Skuad Persib Bandung kembali berkumpul di lapangan hijau usai menikmati libur panjang kompetisi. Kini, fokus sepenuhnya dialihkan pada sembilan laga tersisa di Liga 1 2025-2026, fase krusial yang akan menentukan nasib Maung Bandung di akhir musim.
Latihan perdana selepas libur langsung digenjot dengan intensitas tinggi. Tak ada ruang untuk bersantai. Tim pelatih tampak ingin memastikan seluruh pemain kembali ke level kebugaran terbaik dalam waktu singkat, mengingat jadwal padat yang sudah menanti di depan mata.
Baca juga: Beckham Putra dan Tangisannya yang Pecah |
Pemain muda Persib, Dion Markx, mengakui bahwa menu latihan yang dijalani terasa sangat berat. Namun, ia memandang hal itu sebagai bagian krusial dari persiapan menghadapi periode menentukan.
"Kondisi saya bagus, kami mendapat program dari Miro, jadi saya menjalankannya. Tapi sekarang, dia seperti ingin 'membunuh' kami, karena kami akan menjalani sembilan pertandingan dalam waktu yang singkat," ujar Dion, Sabtu (28/3/2026).
"Jadi kami harus kembali bugar lagi. Jadi saya rasa, tipe latihan hari ini sangat berat, tentu saja ini berat bagi siapapun. Tapi menurut saya, semua bisa melaluinya dan ini merupakan persiapan yang bagus untuk sembilan laga sisa. Kami memerlukan ini, bagus," lanjutnya.
Dengan hanya sembilan laga tersisa, setiap pertandingan kini memiliki bobot yang sama besarnya. Tak ada lagi ruang bagi Maung Bandung untuk kehilangan poin jika ingin tetap menjaga asa di jalur perebutan juara.
Karena itu, Dion menegaskan bahwa seluruh pemain memiliki visi yang sama, yakni menganggap setiap laga sisa layaknya partai final.
"Kami melihat setiap pertandingan sebagai final. Seperti yang sudah dikatakan oleh semuanya sebelumnya," katanya.
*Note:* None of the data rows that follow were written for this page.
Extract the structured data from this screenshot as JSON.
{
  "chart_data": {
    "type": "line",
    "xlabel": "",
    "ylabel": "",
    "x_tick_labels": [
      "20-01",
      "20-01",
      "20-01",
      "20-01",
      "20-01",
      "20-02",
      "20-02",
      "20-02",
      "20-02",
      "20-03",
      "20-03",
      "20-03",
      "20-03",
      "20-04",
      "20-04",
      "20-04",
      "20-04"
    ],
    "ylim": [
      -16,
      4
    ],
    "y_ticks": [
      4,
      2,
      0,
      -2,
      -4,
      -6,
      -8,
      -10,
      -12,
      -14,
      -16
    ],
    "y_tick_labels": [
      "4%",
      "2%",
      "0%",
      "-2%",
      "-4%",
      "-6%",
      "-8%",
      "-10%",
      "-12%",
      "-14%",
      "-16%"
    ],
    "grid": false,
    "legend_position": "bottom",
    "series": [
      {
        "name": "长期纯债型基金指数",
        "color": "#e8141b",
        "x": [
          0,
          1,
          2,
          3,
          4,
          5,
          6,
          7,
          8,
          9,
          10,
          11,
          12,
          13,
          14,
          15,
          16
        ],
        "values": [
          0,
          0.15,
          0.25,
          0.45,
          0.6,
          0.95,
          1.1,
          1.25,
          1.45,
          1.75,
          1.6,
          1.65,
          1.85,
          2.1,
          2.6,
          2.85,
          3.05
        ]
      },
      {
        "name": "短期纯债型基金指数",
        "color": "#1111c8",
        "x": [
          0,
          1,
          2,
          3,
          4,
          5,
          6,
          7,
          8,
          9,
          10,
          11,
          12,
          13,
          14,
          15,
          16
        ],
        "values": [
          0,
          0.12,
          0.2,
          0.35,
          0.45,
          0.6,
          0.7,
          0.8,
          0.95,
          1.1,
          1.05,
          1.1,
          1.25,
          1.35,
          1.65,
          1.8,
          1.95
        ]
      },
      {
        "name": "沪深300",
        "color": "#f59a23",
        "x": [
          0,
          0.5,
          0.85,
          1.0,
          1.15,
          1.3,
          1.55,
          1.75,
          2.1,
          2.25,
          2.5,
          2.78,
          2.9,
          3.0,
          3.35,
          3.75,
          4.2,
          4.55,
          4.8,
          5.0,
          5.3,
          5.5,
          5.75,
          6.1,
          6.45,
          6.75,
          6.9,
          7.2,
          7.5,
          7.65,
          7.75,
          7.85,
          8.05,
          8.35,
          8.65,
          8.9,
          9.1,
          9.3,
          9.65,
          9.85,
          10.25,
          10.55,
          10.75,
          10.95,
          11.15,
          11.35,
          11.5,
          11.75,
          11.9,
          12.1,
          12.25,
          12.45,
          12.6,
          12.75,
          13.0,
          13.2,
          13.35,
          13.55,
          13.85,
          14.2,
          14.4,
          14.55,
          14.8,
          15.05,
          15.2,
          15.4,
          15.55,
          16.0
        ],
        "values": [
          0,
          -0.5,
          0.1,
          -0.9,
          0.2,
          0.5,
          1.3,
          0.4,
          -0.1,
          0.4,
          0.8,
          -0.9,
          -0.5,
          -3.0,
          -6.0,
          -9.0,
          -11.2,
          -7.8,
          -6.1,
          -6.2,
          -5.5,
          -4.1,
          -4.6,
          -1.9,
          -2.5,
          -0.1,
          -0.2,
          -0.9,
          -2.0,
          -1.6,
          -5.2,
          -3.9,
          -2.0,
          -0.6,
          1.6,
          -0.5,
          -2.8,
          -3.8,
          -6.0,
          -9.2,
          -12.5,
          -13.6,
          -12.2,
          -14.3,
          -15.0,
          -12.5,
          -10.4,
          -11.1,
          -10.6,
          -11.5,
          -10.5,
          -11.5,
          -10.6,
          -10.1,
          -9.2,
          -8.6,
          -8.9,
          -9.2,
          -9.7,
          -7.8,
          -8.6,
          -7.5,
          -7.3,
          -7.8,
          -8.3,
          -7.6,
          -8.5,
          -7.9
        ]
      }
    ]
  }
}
Ia juga optimistis dengan kedalaman skuad yang dimiliki Persib saat ini. Menurutnya, dengan kerja keras dan kebersamaan, peluang untuk menyapu bersih kemenangan di setiap pertandingan tetap terbuka lebar.
"Saya rasa, jika kami berkomitmen bersama, bersama-sama bekerja keras, kami akan memiliki kesempatan yang besar untuk meraih kemenangan di setiap pertandingan. Karena kami adalah tim yang sangat baik, sangat berkualitas. Jadi kami hanya perlu menatap ke depan menghadapi sembilan laga tersisa, dan menuntaskan musim ini dengan baik," ucapnya.
Meski tekanan akan semakin memuncak di fase akhir kompetisi, Dion memilih untuk tetap tenang. Ia percaya, selama tim mampu menjaga konsistensi performa seperti sebelumnya, trofi juara tetap berada dalam jangkauan.
"Semuanya tetap tenang. Karena jika kami bisa melakukan apa yang sudah dilakukan sebelumnya, kami punya peluang juara di liga. Jadi saya pikir tidak ada yang perlu ditakutkan oleh kami," tegasnya.